Surgery wasn’t offered to me back in those days. A curved spine was a condition no one talked about, as if it were embarrassing or wrong somehow. And yet, many young girls and adult women find themselves in my situation. It happens more to females, and the cause of most scoliosis is unknown.

I refused bracing, and even if I had worn a brace, my curve would not have straightened enough. Still, I developed a nice figure, had zero pain and didn’t allow the matter to ruin my life, but emotionally, I felt damaged inside. It’s hard for girls and our self-image; we are expected to look perfect at every age and every angle.

In 2017, my spine was causing me discomfort. I knew I had to do something. Then, I came across photos of Martha Hunt, 29, and she’s become my inspiration on this journey.

We share three things in common — we’re tall, slender and “scoli” girls. But she has a more fascinating resume. Martha Hunt is a Victoria’s Secret Angel. She’s one of the few beautiful models who represent the famous lingerie brand and wear the big angel wings during the annual runway show.
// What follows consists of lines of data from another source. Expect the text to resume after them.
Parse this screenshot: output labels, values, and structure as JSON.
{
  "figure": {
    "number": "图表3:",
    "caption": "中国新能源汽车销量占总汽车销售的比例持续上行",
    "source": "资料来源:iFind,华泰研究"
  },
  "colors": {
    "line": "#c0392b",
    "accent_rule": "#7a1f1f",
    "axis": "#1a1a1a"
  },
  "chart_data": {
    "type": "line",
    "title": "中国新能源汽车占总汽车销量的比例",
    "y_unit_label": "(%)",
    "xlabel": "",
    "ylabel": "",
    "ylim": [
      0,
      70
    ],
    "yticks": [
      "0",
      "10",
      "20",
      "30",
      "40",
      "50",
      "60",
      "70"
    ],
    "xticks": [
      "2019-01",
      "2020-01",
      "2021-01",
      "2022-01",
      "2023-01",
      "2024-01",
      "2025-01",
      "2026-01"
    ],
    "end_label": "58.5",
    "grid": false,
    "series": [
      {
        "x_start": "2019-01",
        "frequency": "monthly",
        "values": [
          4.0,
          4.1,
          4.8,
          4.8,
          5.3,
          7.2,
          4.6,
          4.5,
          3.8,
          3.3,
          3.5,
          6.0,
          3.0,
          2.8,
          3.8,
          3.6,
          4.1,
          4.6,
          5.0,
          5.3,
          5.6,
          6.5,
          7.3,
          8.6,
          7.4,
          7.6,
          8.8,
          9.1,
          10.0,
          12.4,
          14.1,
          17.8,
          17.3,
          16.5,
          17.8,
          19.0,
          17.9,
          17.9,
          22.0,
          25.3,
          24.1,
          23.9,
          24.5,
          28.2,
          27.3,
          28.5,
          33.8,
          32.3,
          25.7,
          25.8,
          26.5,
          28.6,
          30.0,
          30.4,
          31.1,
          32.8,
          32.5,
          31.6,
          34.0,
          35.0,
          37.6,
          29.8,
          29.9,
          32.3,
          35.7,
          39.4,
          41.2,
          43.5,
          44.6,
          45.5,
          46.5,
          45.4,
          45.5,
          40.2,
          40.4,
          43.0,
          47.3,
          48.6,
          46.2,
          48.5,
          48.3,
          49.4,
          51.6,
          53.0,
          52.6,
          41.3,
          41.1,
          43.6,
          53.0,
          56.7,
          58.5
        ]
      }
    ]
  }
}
Martha Hunt had spinal fusion surgery 10 years ago, and since her superstar rise in the modeling world, she has used her platform to bring more attention about scoliosis to the world, promote early detection and assure girls that bodies are not 100 percent perfect. She is someone whom young women, especially, can relate to.

Martha has said in interviews that her scars are a symbol of strength. By the way, the vertical scar down her back is 14 inches long,

Even post-surgery, her hips aren’t symmetrical, and she doesn’t have the “perfect walk,” but that’s alright.

She says, “I accept my ‘limitations’ and welcome that as a positive tool.”

I, too, don’t have the “perfect walk.” I had the surgery six months ago and have three scars to prove it. The longest one down my back (even longer than Martha’s) goes from T-3 (thoracic) to my fanny. It was basically a full fusion including 15 levels.

Of course, a brilliant orthopedic surgeon matters, and in this case, I chose wisely, Dr. Paul A. Glazer (Spine Specialists of Boston) of Chestnut Hill, Mass.

Dr. Glazer specializes in spinal disorders of all kinds and is also an assistant professor of orthopedic surgery at Harvard. It’s mind-blowing that he can take a crooked spine, rebuild it, straighten it out and make it fully functional. It’s a complex and challenging operation. He is everything you would want in a fine and personable surgeon.

I’m not gonna lie. It’s a difficult and painful recovery, but I feel blessed. There are many of you who have been through so much worse.

If you are dealing with scoliosis with or without surgery, just know you are not alone.